Nasi kandar icon cautiously prepares to serve diners

Nasi kandar icon cautiously prepares to serve diners

Hameediyah Restaurant says takeaways will be encouraged. But at Gurney Drive, a hotel decides to keep its eateries closed because of conflicting SOPs.

A patron ordering food for takeout at Hameediyah Restaurant.
GEORGE TOWN:
Regulars say there is nothing like having the wafting aroma of murtabak frying on the griddle and the aroma of rose syrup drinks as you chow down on a meal of nasi kandar at Hameediyah, Penang’s oldest nasi kandar restaurant.

But as Covid-19 restrictions on dining-in are lifted in the state today, those running the 115-year-old restaurant will exercise caution.

They expect a large crowd, especially those eager to release their pent-up frustration of not partaking in their kapitan chicken and mutton mysore fresh from the kitchen.

The restaurant’s director Muhammad Riyaaz Syed Ibrahim says customers’ expectations would be tempered: only 95 people will be allowed to dine at one of their two shops just three doors apart which in pre-pandemic days would have seated 195 diners.

Hameediyah Restaurant director Muhammad Riyaaz Syed Ibrahim.

“We are going to encourage takeaways more than dine-ins, in view of the high number of Covid-19 cases,” he said. A group of army veterans had booked 12 seats in advance for the weekend, he told FMT.

Those coming in showing their full vaccination certificates will be given a coloured sticker so as to notify servers, not to confuse them with those who had come to get takeaways.

Riyaaz said business had dropped by 40% after the no dine-in rule was implemented, while the business survived on food delivery services to stay afloat.

However, G Hotel at Gurney Drive, whose eateries which were a hit when the MCO began last year, has decided to keep the Taste Cafe and other restaurants closed due to “contradicting SOPs”.

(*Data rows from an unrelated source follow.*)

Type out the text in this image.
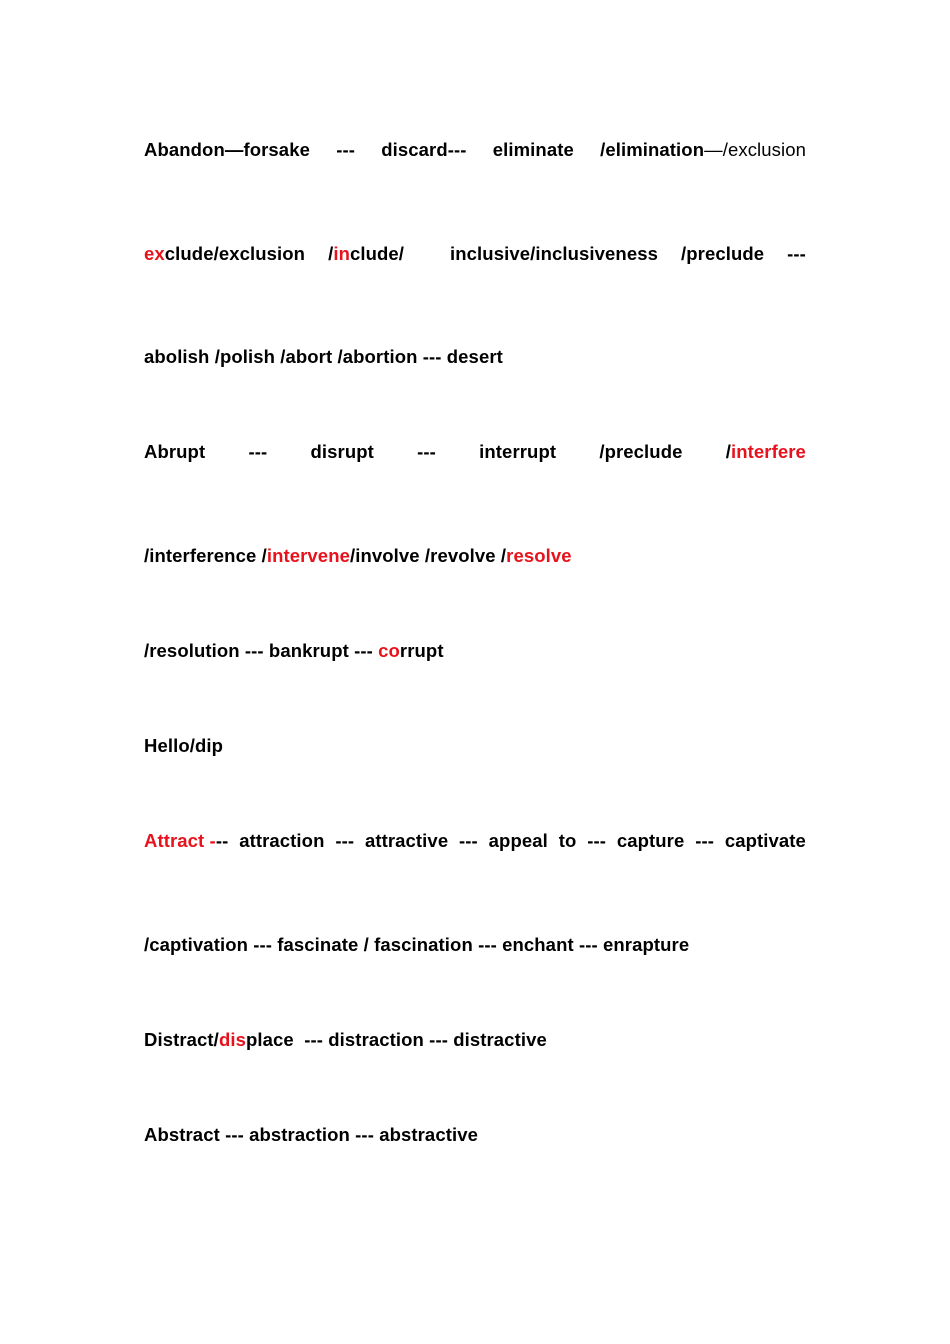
Abandon—forsake --- discard--- eliminate /elimination—/exclusion
exclude/exclusion /include/ inclusive/inclusiveness /preclude ---
abolish /polish /abort /abortion --- desert
Abrupt --- disrupt --- interrupt /preclude /interfere
/interference /intervene/involve /revolve /resolve
/resolution --- bankrupt --- corrupt
Hello/dip
Attract --- attraction --- attractive --- appeal to --- capture --- captivate
/captivation --- fascinate / fascination --- enchant --- enrapture
Distract/displace  --- distraction --- distractive
Abstract --- abstraction --- abstractive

Hameediyah Nasi Kandar restaurant workers cleaning up the upper floor of the eatery at Campbell Street, George Town in preparation for today’s allowance of vaccinated diners.

The hotel’s communications officer Christina Tan said this stems from a requirement by the authorities that all entering the hotel must be vaccinated, including guests who stay in the hotel.

She said since there are long-term guests and frontliners staying in the hotel with no vaccination requirement, they have decided not to take chances with a possible spread of the virus at the hotel.

“We already have in-house guests and they were not subjected to a vaccine-first policy. Are we supposed to kick those without vaccination out? This has yet to be answered.

“Hence, we are not taking chances of allowing dine-in when this issue is not cleared up,” she said.